Tom Paine, who is so often cited as the patron saint of secularism, was in fact nearer the mark: “Toleration is not the opposite of intoleration, but it is the counterfeit of it. Both are despotisms. The one assumes to itself the right of withholding liberty of conscience, and the other of granting it.”
Legal secularism is a denial of the principle of self-determination that lies behind human rights such as freedom of conscience and freedom of speech. Fundamental to personhood and to freedom is the conviction of a free and responsible mind, and therefore the ability to think for ourselves, to define ourselves, and to act true to ourselves. Human rights therefore confer the freedom to be and to do what we believe is natural and right for us as humans. Thus unintentionally but no less drastically, liberals demean human personhood when they invite people freely into the public square, but only on the condition that they leave their faith behind—in other words, when liberals ask religious believers to jettison the deepest source that makes them who they are.
In the same way, the present alliance of secularists, strict separationists, and liberal proceduralists restricts religious believers to the segregated margins of private life on behalf of their self-interested liberal myth of a neutral public square. “Public reason” is the respectable alias for secularism, and all religious beliefs are unmasked as “private prejudices.” Only the religiously naked and bare, their religious identities stripped down and disinfected in the constitutional neutrality showers, are allowed to enter the naked public square, where the liberal reigns supreme—and remains fully clothed and in command with his constitutional bullwhip. Where is the justice in this? Between the German death camps and the American naked public square lies a chasm that is morally and physically immeasurable, but the difference is one of degree, not kind.
Liberals who carelessly pick up the charge that Christian conservatives are like Ku Klux Klansmen should look in the mirror with care. History shows an all too close tie-in between the rhetoric of church-state separation and the waves of Know-Nothing nativism and anti-Catholic bigotry. It would be outrageous and quite wrong to suggest that strict separationists are nativist. But the fact is that many were, including one of the leading architects of strict separationism—Justice Hugo Black—who was certainly a Baptist, but also a member of the Alabama Ku Klux Klan and virulently anti-Catholic.
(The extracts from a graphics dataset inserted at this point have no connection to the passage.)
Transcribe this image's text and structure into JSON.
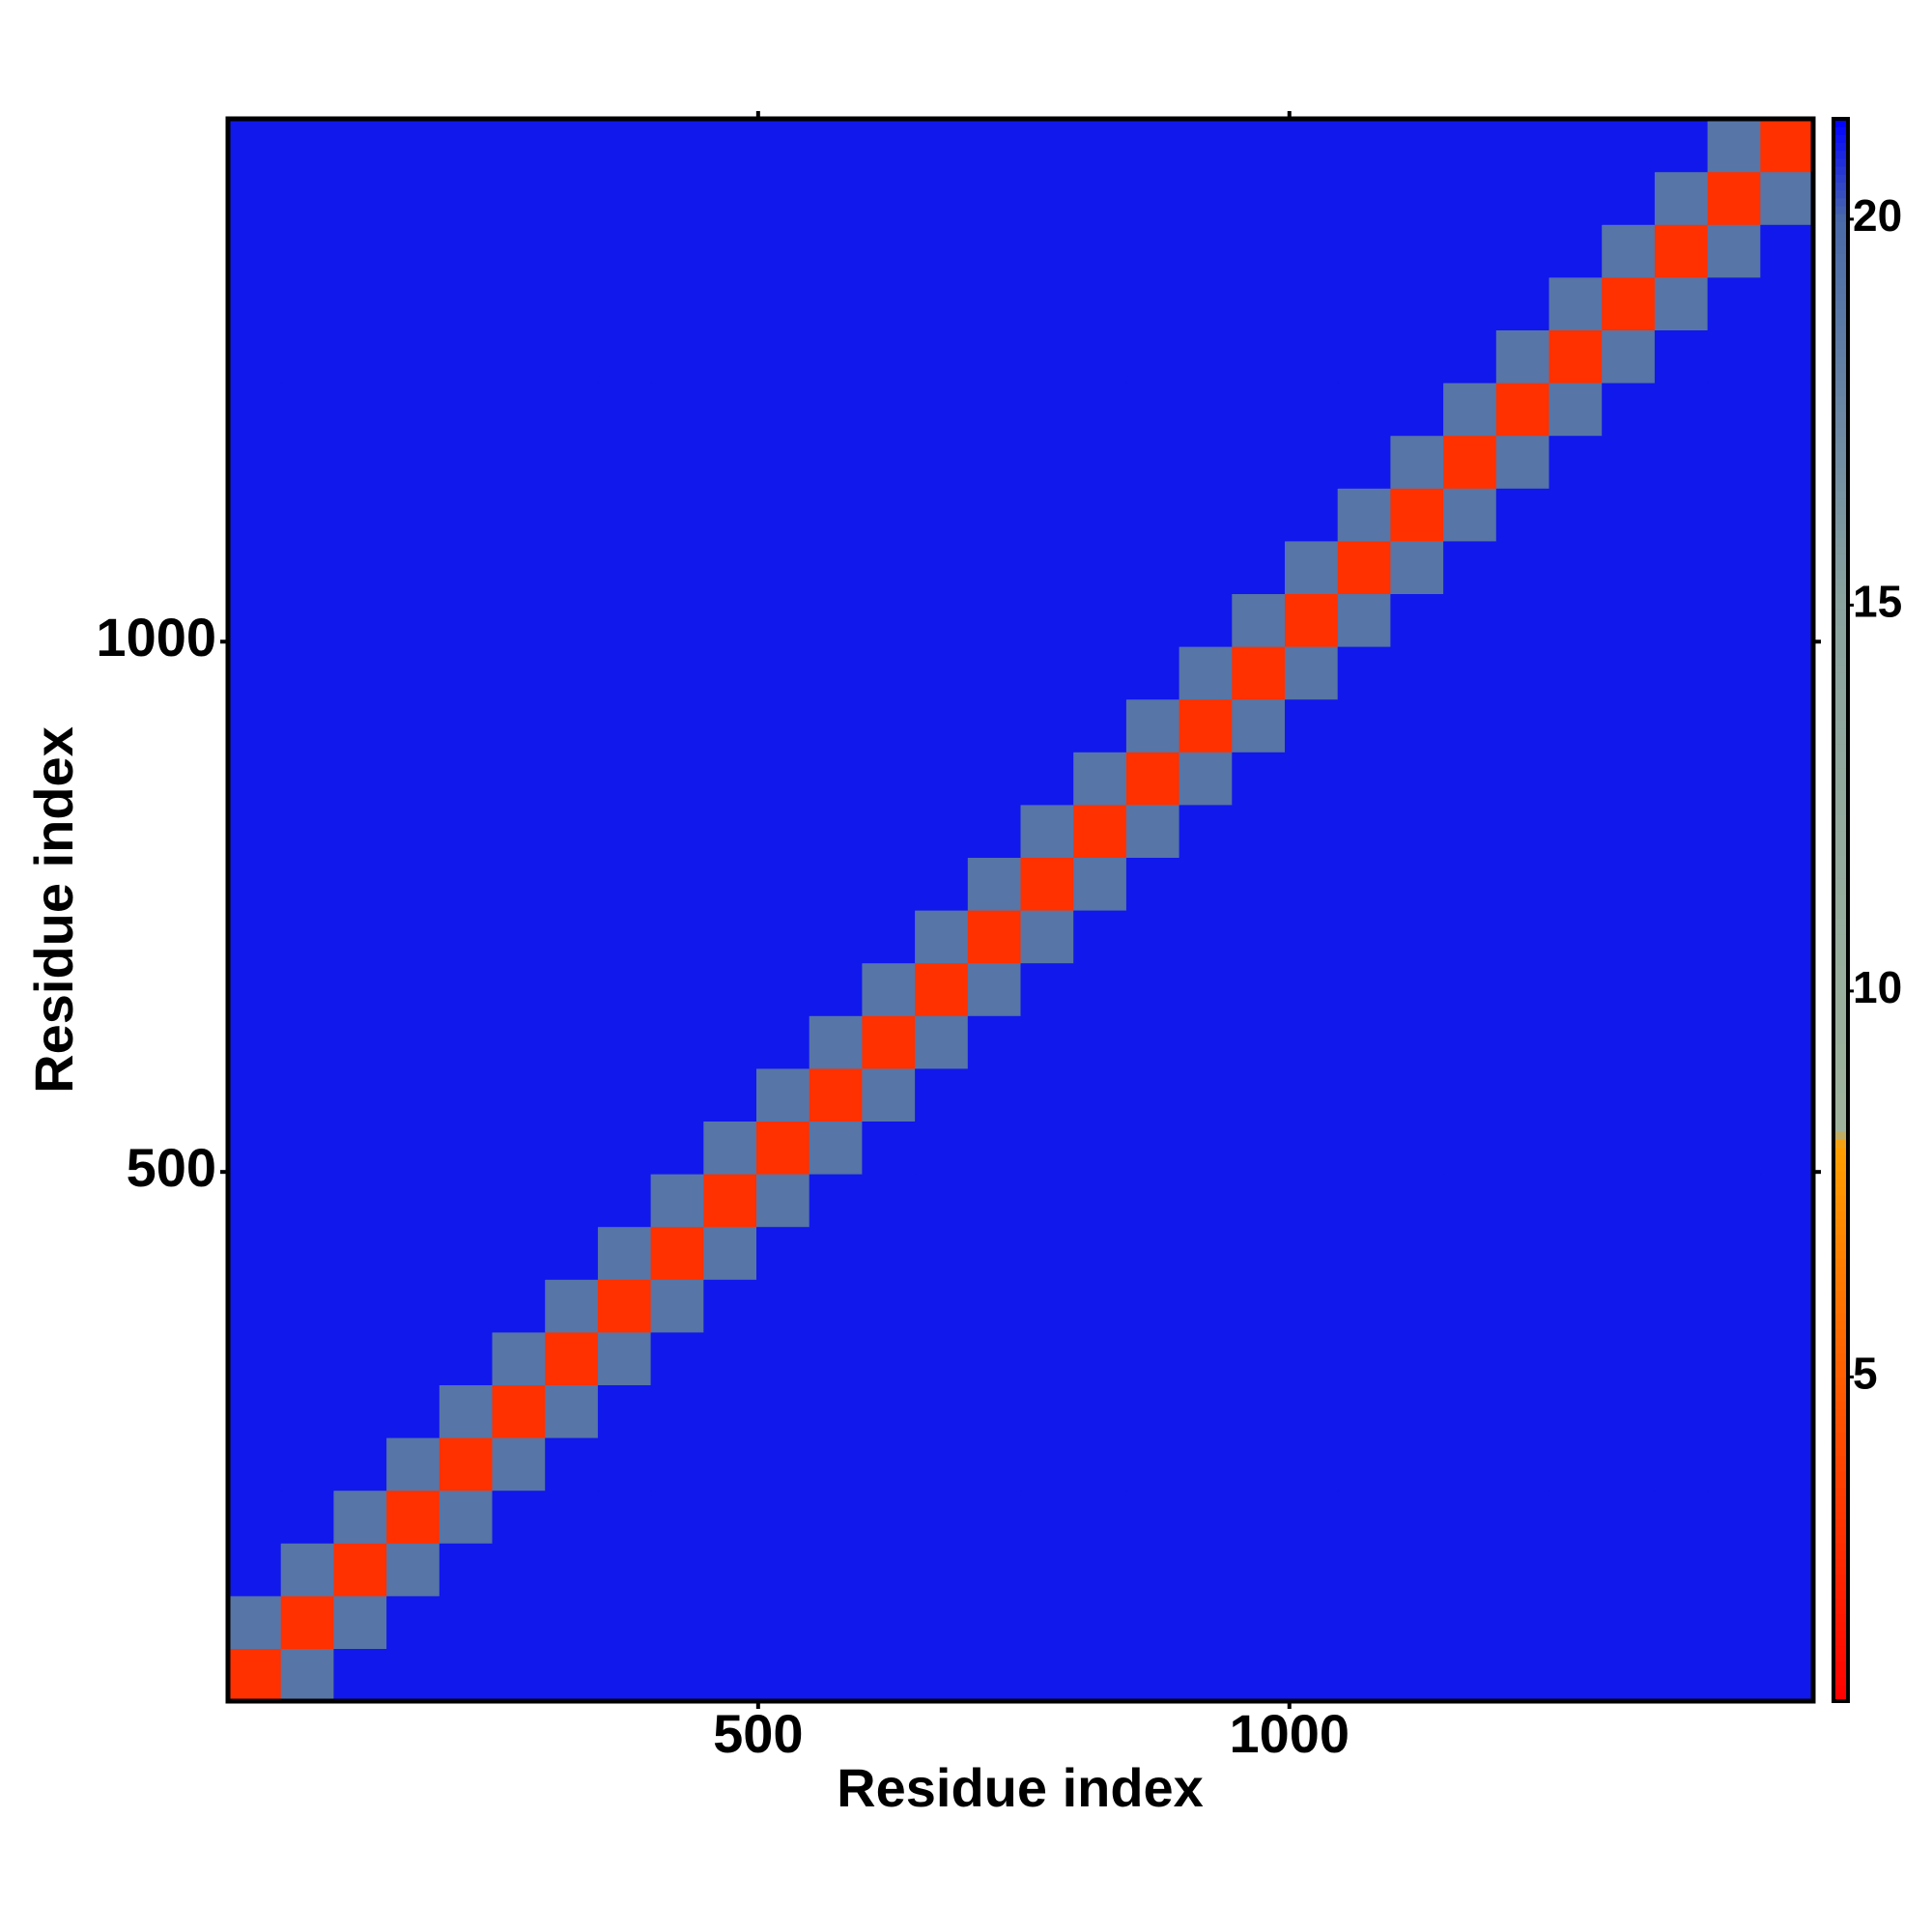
{
  "chart_data": {
    "type": "heatmap",
    "xlabel": "Residue index",
    "ylabel": "Residue index",
    "xlim": [
      1,
      1493
    ],
    "ylim": [
      1,
      1493
    ],
    "xticks": [
      500,
      1000
    ],
    "yticks": [
      500,
      1000
    ],
    "clim": [
      0.8,
      21.3
    ],
    "cticks": [
      5,
      10,
      15,
      20
    ],
    "colorscale": [
      [
        0.8,
        "#ff0000"
      ],
      [
        8,
        "#ffa000"
      ],
      [
        8.2,
        "#9fb39c"
      ],
      [
        15,
        "#8aa39e"
      ],
      [
        20,
        "#4a6aa8"
      ],
      [
        21.3,
        "#0000ff"
      ]
    ],
    "z": [
      [
        3,
        19,
        21,
        21,
        21,
        21,
        21,
        21,
        21,
        21,
        21,
        21,
        21,
        21,
        21,
        21,
        21,
        21,
        21,
        21,
        21,
        21,
        21,
        21,
        21,
        21,
        21,
        21,
        21,
        21
      ],
      [
        19,
        3,
        19,
        21,
        21,
        21,
        21,
        21,
        21,
        21,
        21,
        21,
        21,
        21,
        21,
        21,
        21,
        21,
        21,
        21,
        21,
        21,
        21,
        21,
        21,
        21,
        21,
        21,
        21,
        21
      ],
      [
        21,
        19,
        3,
        19,
        21,
        21,
        21,
        21,
        21,
        21,
        21,
        21,
        21,
        21,
        21,
        21,
        21,
        21,
        21,
        21,
        21,
        21,
        21,
        21,
        21,
        21,
        21,
        21,
        21,
        21
      ],
      [
        21,
        21,
        19,
        3,
        19,
        21,
        21,
        21,
        21,
        21,
        21,
        21,
        21,
        21,
        21,
        21,
        21,
        21,
        21,
        21,
        21,
        21,
        21,
        21,
        21,
        21,
        21,
        21,
        21,
        21
      ],
      [
        21,
        21,
        21,
        19,
        3,
        19,
        21,
        21,
        21,
        21,
        21,
        21,
        21,
        21,
        21,
        21,
        21,
        21,
        21,
        21,
        21,
        21,
        21,
        21,
        21,
        21,
        21,
        21,
        21,
        21
      ],
      [
        21,
        21,
        21,
        21,
        19,
        3,
        19,
        21,
        21,
        21,
        21,
        21,
        21,
        21,
        21,
        21,
        21,
        21,
        21,
        21,
        21,
        21,
        21,
        21,
        21,
        21,
        21,
        21,
        21,
        21
      ],
      [
        21,
        21,
        21,
        21,
        21,
        19,
        3,
        19,
        21,
        21,
        21,
        21,
        21,
        21,
        21,
        21,
        21,
        21,
        21,
        21,
        21,
        21,
        21,
        21,
        21,
        21,
        21,
        21,
        21,
        21
      ],
      [
        21,
        21,
        21,
        21,
        21,
        21,
        19,
        3,
        19,
        21,
        21,
        21,
        21,
        21,
        21,
        21,
        21,
        21,
        21,
        21,
        21,
        21,
        21,
        21,
        21,
        21,
        21,
        21,
        21,
        21
      ],
      [
        21,
        21,
        21,
        21,
        21,
        21,
        21,
        19,
        3,
        19,
        21,
        21,
        21,
        21,
        21,
        21,
        21,
        21,
        21,
        21,
        21,
        21,
        21,
        21,
        21,
        21,
        21,
        21,
        21,
        21
      ],
      [
        21,
        21,
        21,
        21,
        21,
        21,
        21,
        21,
        19,
        3,
        19,
        21,
        21,
        21,
        21,
        21,
        21,
        21,
        21,
        21,
        21,
        21,
        21,
        21,
        21,
        21,
        21,
        21,
        21,
        21
      ],
      [
        21,
        21,
        21,
        21,
        21,
        21,
        21,
        21,
        21,
        19,
        3,
        19,
        21,
        21,
        21,
        21,
        21,
        21,
        21,
        21,
        21,
        21,
        21,
        21,
        21,
        21,
        21,
        21,
        21,
        21
      ],
      [
        21,
        21,
        21,
        21,
        21,
        21,
        21,
        21,
        21,
        21,
        19,
        3,
        19,
        21,
        21,
        21,
        21,
        21,
        21,
        21,
        21,
        21,
        21,
        21,
        21,
        21,
        21,
        21,
        21,
        21
      ],
      [
        21,
        21,
        21,
        21,
        21,
        21,
        21,
        21,
        21,
        21,
        21,
        19,
        3,
        19,
        21,
        21,
        21,
        21,
        21,
        21,
        21,
        21,
        21,
        21,
        21,
        21,
        21,
        21,
        21,
        21
      ],
      [
        21,
        21,
        21,
        21,
        21,
        21,
        21,
        21,
        21,
        21,
        21,
        21,
        19,
        3,
        19,
        21,
        21,
        21,
        21,
        21,
        21,
        21,
        21,
        21,
        21,
        21,
        21,
        21,
        21,
        21
      ],
      [
        21,
        21,
        21,
        21,
        21,
        21,
        21,
        21,
        21,
        21,
        21,
        21,
        21,
        19,
        3,
        19,
        21,
        21,
        21,
        21,
        21,
        21,
        21,
        21,
        21,
        21,
        21,
        21,
        21,
        21
      ],
      [
        21,
        21,
        21,
        21,
        21,
        21,
        21,
        21,
        21,
        21,
        21,
        21,
        21,
        21,
        19,
        3,
        19,
        21,
        21,
        21,
        21,
        21,
        21,
        21,
        21,
        21,
        21,
        21,
        21,
        21
      ],
      [
        21,
        21,
        21,
        21,
        21,
        21,
        21,
        21,
        21,
        21,
        21,
        21,
        21,
        21,
        21,
        19,
        3,
        19,
        21,
        21,
        21,
        21,
        21,
        21,
        21,
        21,
        21,
        21,
        21,
        21
      ],
      [
        21,
        21,
        21,
        21,
        21,
        21,
        21,
        21,
        21,
        21,
        21,
        21,
        21,
        21,
        21,
        21,
        19,
        3,
        19,
        21,
        21,
        21,
        21,
        21,
        21,
        21,
        21,
        21,
        21,
        21
      ],
      [
        21,
        21,
        21,
        21,
        21,
        21,
        21,
        21,
        21,
        21,
        21,
        21,
        21,
        21,
        21,
        21,
        21,
        19,
        3,
        19,
        21,
        21,
        21,
        21,
        21,
        21,
        21,
        21,
        21,
        21
      ],
      [
        21,
        21,
        21,
        21,
        21,
        21,
        21,
        21,
        21,
        21,
        21,
        21,
        21,
        21,
        21,
        21,
        21,
        21,
        19,
        3,
        19,
        21,
        21,
        21,
        21,
        21,
        21,
        21,
        21,
        21
      ],
      [
        21,
        21,
        21,
        21,
        21,
        21,
        21,
        21,
        21,
        21,
        21,
        21,
        21,
        21,
        21,
        21,
        21,
        21,
        21,
        19,
        3,
        19,
        21,
        21,
        21,
        21,
        21,
        21,
        21,
        21
      ],
      [
        21,
        21,
        21,
        21,
        21,
        21,
        21,
        21,
        21,
        21,
        21,
        21,
        21,
        21,
        21,
        21,
        21,
        21,
        21,
        21,
        19,
        3,
        19,
        21,
        21,
        21,
        21,
        21,
        21,
        21
      ],
      [
        21,
        21,
        21,
        21,
        21,
        21,
        21,
        21,
        21,
        21,
        21,
        21,
        21,
        21,
        21,
        21,
        21,
        21,
        21,
        21,
        21,
        19,
        3,
        19,
        21,
        21,
        21,
        21,
        21,
        21
      ],
      [
        21,
        21,
        21,
        21,
        21,
        21,
        21,
        21,
        21,
        21,
        21,
        21,
        21,
        21,
        21,
        21,
        21,
        21,
        21,
        21,
        21,
        21,
        19,
        3,
        19,
        21,
        21,
        21,
        21,
        21
      ],
      [
        21,
        21,
        21,
        21,
        21,
        21,
        21,
        21,
        21,
        21,
        21,
        21,
        21,
        21,
        21,
        21,
        21,
        21,
        21,
        21,
        21,
        21,
        21,
        19,
        3,
        19,
        21,
        21,
        21,
        21
      ],
      [
        21,
        21,
        21,
        21,
        21,
        21,
        21,
        21,
        21,
        21,
        21,
        21,
        21,
        21,
        21,
        21,
        21,
        21,
        21,
        21,
        21,
        21,
        21,
        21,
        19,
        3,
        19,
        21,
        21,
        21
      ],
      [
        21,
        21,
        21,
        21,
        21,
        21,
        21,
        21,
        21,
        21,
        21,
        21,
        21,
        21,
        21,
        21,
        21,
        21,
        21,
        21,
        21,
        21,
        21,
        21,
        21,
        19,
        3,
        19,
        21,
        21
      ],
      [
        21,
        21,
        21,
        21,
        21,
        21,
        21,
        21,
        21,
        21,
        21,
        21,
        21,
        21,
        21,
        21,
        21,
        21,
        21,
        21,
        21,
        21,
        21,
        21,
        21,
        21,
        19,
        3,
        19,
        21
      ],
      [
        21,
        21,
        21,
        21,
        21,
        21,
        21,
        21,
        21,
        21,
        21,
        21,
        21,
        21,
        21,
        21,
        21,
        21,
        21,
        21,
        21,
        21,
        21,
        21,
        21,
        21,
        21,
        19,
        3,
        19
      ],
      [
        21,
        21,
        21,
        21,
        21,
        21,
        21,
        21,
        21,
        21,
        21,
        21,
        21,
        21,
        21,
        21,
        21,
        21,
        21,
        21,
        21,
        21,
        21,
        21,
        21,
        21,
        21,
        21,
        19,
        3
      ]
    ]
  }
}
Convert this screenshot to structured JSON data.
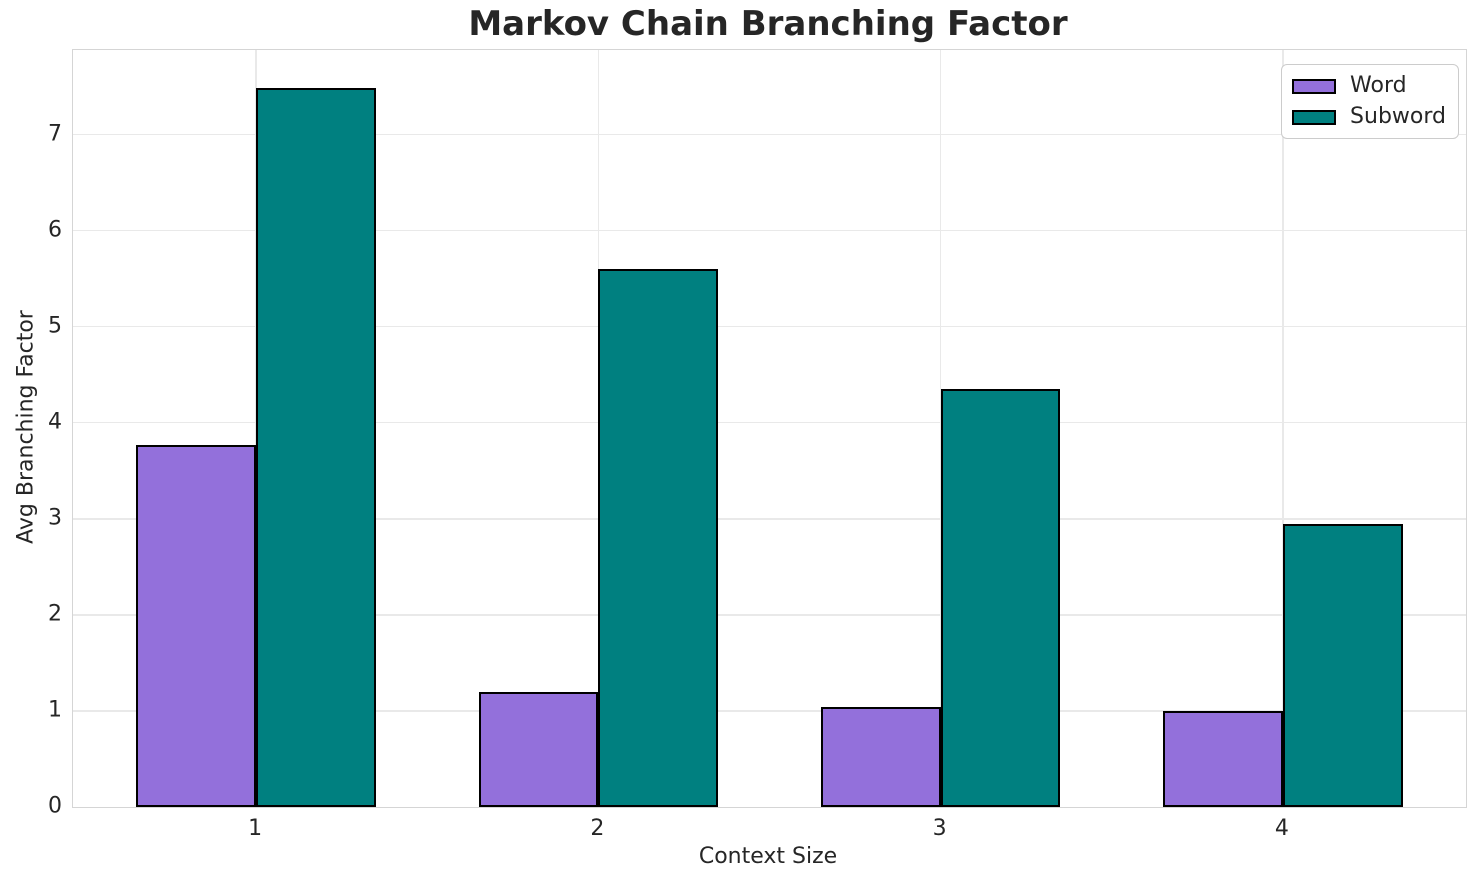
{
  "chart_data": {
    "type": "bar",
    "title": "Markov Chain Branching Factor",
    "xlabel": "Context Size",
    "ylabel": "Avg Branching Factor",
    "categories": [
      "1",
      "2",
      "3",
      "4"
    ],
    "series": [
      {
        "name": "Word",
        "color": "#9370db",
        "values": [
          3.77,
          1.2,
          1.04,
          1.0
        ]
      },
      {
        "name": "Subword",
        "color": "#008080",
        "values": [
          7.48,
          5.6,
          4.35,
          2.95
        ]
      }
    ],
    "ylim": [
      0,
      7.88
    ],
    "yticks": [
      0,
      1,
      2,
      3,
      4,
      5,
      6,
      7
    ],
    "grid": true,
    "bar_edge_color": "#000000",
    "bar_width_fraction": 0.35,
    "legend_position": "upper right",
    "colors": {
      "text": "#262626",
      "grid": "#e9e9e9",
      "frame": "#d5d5d5",
      "background": "#ffffff"
    }
  }
}
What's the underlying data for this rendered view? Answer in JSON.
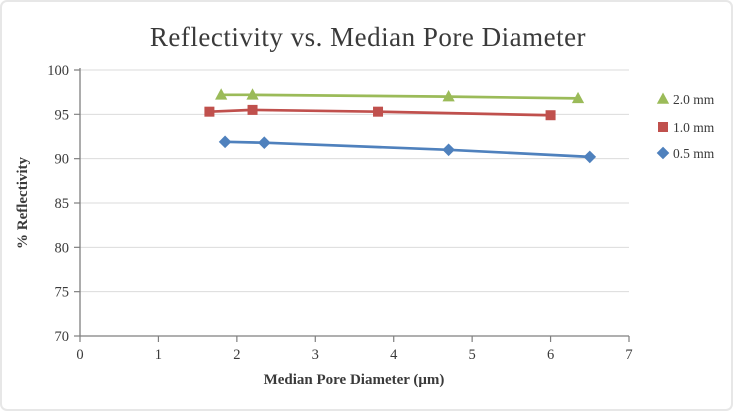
{
  "chart_data": {
    "type": "line",
    "title": "Reflectivity vs. Median Pore Diameter",
    "xlabel": "Median Pore Diameter (μm)",
    "ylabel": "% Reflectivity",
    "xlim": [
      0,
      7
    ],
    "ylim": [
      70,
      100
    ],
    "x_ticks": [
      0,
      1,
      2,
      3,
      4,
      5,
      6,
      7
    ],
    "y_ticks": [
      70,
      75,
      80,
      85,
      90,
      95,
      100
    ],
    "grid": "horizontal-only",
    "legend_position": "right",
    "series": [
      {
        "name": "2.0 mm",
        "marker": "triangle",
        "color": "#9BBB59",
        "points": [
          [
            1.8,
            97.2
          ],
          [
            2.2,
            97.2
          ],
          [
            4.7,
            97.0
          ],
          [
            6.35,
            96.8
          ]
        ]
      },
      {
        "name": "1.0 mm",
        "marker": "square",
        "color": "#C0504D",
        "points": [
          [
            1.65,
            95.3
          ],
          [
            2.2,
            95.5
          ],
          [
            3.8,
            95.3
          ],
          [
            6.0,
            94.9
          ]
        ]
      },
      {
        "name": "0.5 mm",
        "marker": "diamond",
        "color": "#4F81BD",
        "points": [
          [
            1.85,
            91.9
          ],
          [
            2.35,
            91.8
          ],
          [
            4.7,
            91.0
          ],
          [
            6.5,
            90.2
          ]
        ]
      }
    ]
  },
  "colors": {
    "gridline": "#DBDBDB",
    "axis": "#7F7F7F",
    "text": "#3A3A3A",
    "background": "#FFFFFF",
    "card_border": "#E7E7E7"
  }
}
For many separationists, then and now, separationism is a handy way of suppressing religious beliefs with which one disagrees and keeping them out of the mainstream of American life. As such, it should be no part of the philosophy or the policies of liberals who truly champion freedom. The historian Michael Burleigh notes that in Europe secular intellectuals such as RĂ©gis Debray and Umberto Eco are now coming to the defense of the Christian faith against silly and politically correct attempts to deny or marginalize it. “There also seems no rational reason,” he adds, “to exclude Christians—to range no further—from political debate, any more than there is to deny the vote to people with blue eyes or red hair.”